François Hollande s'est déclaré partisan de l'Europe au moment même où la survie d'un de ses piliers - l'euro - est en cause. Doté d'une majorité confortable à l'Assemblée, il est donc essentiel qu'il fasse les bons choix lors du Conseil européen des 28 et 29 juin, à Bruxelles. Son projet visant à mutualiser à long terme les dettes publiques des États, à assurer une meilleure supervision européenne des banques ou encore à rapprocher les politiques budgétaires est sans aucun doute raisonnable. À ceci près que de tels engagements, pour devenir des politiques efficaces, nécessitent d'opter aussi de façon explicite pour une vraie union politique de l'Europe.

Or, cet engagement n'est pas facile pour le nouveau Président et l'on en mesure les raisons : une partie de son camp politique, mais aussi des hauts fonctionnaires français, ne porte pas l'Europe dans leur coeur. François Hollande devra faire preuve de détermination en partageant les propositions institutionnelles de l'Allemagne. Quand la chancelière Merkel et plus encore son ministre des Finances, Wolfgang Schäuble, déclarent que la mise en oeuvre d'une solidarité financière au sein de la zone euro implique la mise en place d'une politique budgétaire de nature fédérale, ils expriment une cohérence qu'aucun expert sérieux ne peut leur contester.

Eviter les demi-mesures

Il est en effet totalement utopique de vouloir « sauver », par des transferts financiers, les Grecs et, demain peut-être, les Espagnols et les Portugais, sans avoir établi préalablement des procédures européennes de contrôle. Dans le cas contraire, cela revient pour l'Allemagne et la France à prêter leur carte de crédit à ces pays sans aucune garantie. On objecte souvent à Paris, où les mots « fédéralisme » et « union politique » font peur, qu'une coopération organisée entre les États suffirait à assurer un tel contrôle. L'argument est peu convaincant.

L'expérience montre que les États seuls n'ont aucune capacité à se contrôler mutuellement. Des institutions supranationales comme la Commission ou la Cour de justice sont beaucoup plus en capacité de le faire, comme le pense la chancelière Merkel. Ces institutions ne sont d'ailleurs pas condamnées à être technocratiques. Il est possible de les rendre plus démocratiques par l'élection. C'est l'idée du Parti chrétien démocrate allemand, lorsqu'il évoque l'élection future du président de la Commission européenne au suffrage universel direct.

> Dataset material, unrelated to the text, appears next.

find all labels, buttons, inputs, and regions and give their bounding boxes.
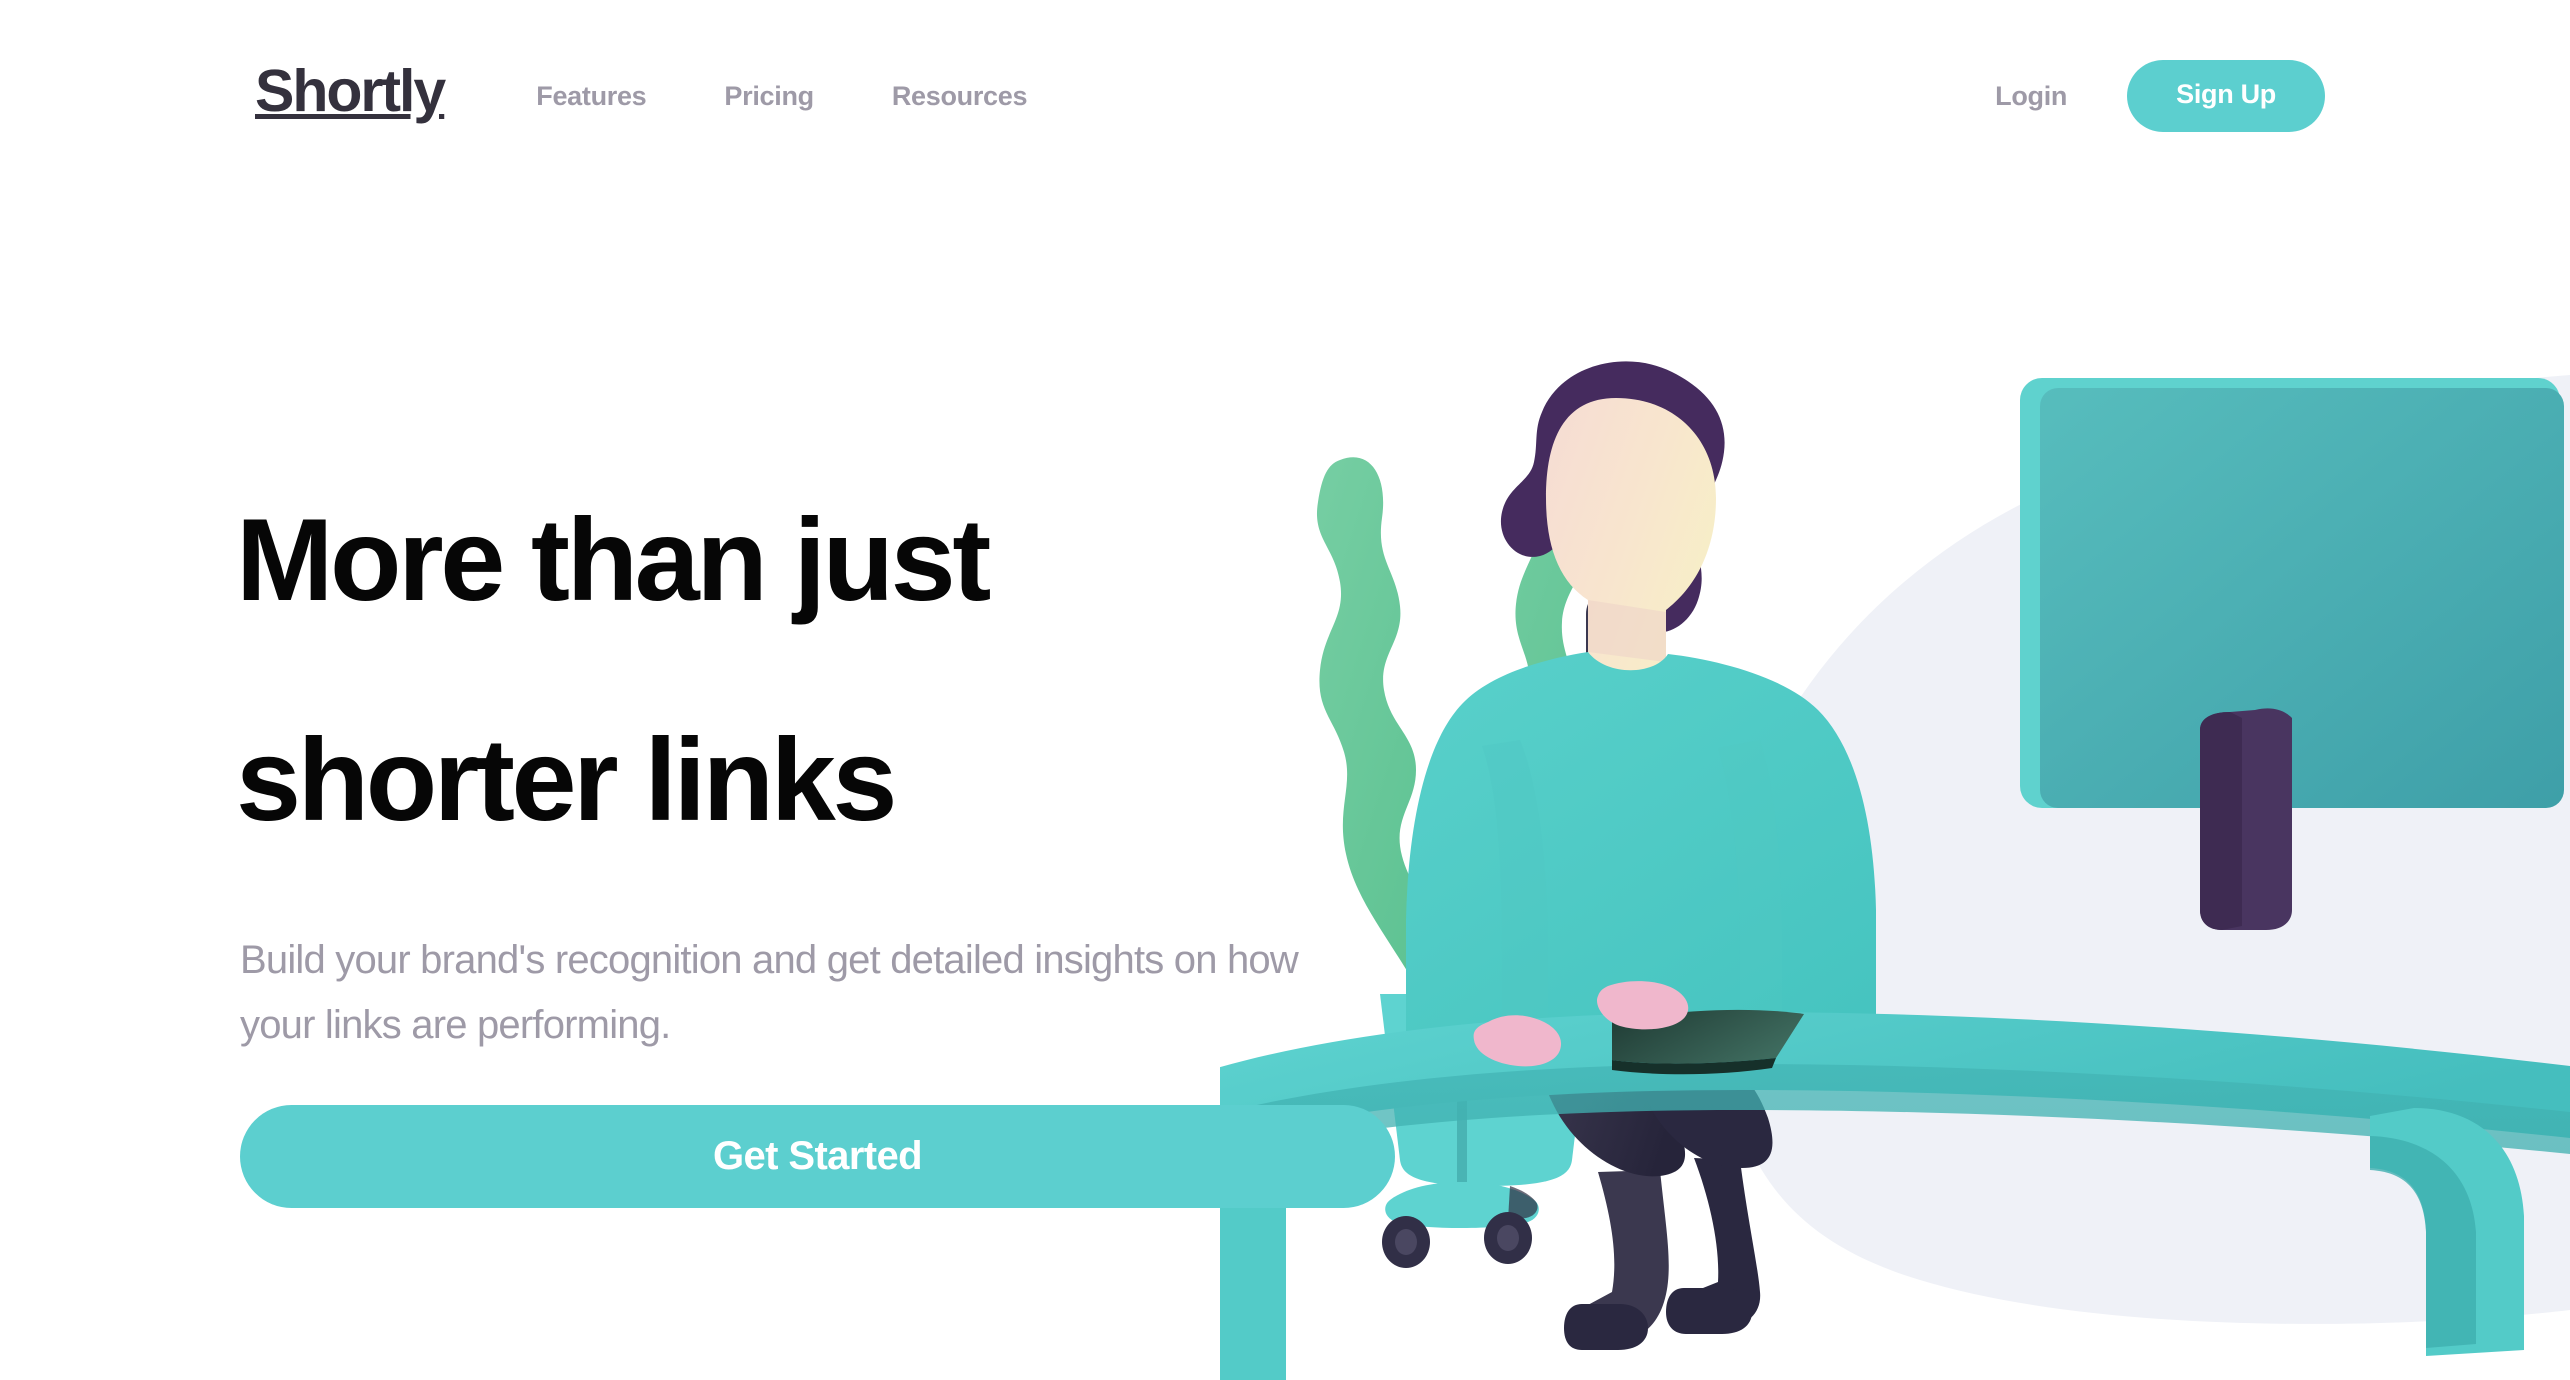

Il est donc essentiel que François Hollande évite de valider des demi-mesures en disant oui à la solidarité financière dans la zone euro et non au fédéralisme. La France a déjà perdu une excellente occasion de créer une union politique autour d'une même monnaie lorsque le gouvernement Balladur refusa, en 1994, la proposition des députés allemands Wolfgang Schäuble et Karl Lamers. Ces derniers évoquaient déjà une fédéralisation des politiques budgétaires. Elle aurait pu éviter à la zone euro bien des difficultés depuis 2008.

Alors que les choses vont vraiment mal pour la monnaie unique, la France ne doit pas manquer, cette fois-ci, de prendre l'Allemagne au mot, en disant oui à l'union politique pour sauver l'euro et plus largement l'Europe. Le leadership que François Hollande en retirera, en Europe et même au-delà, en sortira grandi.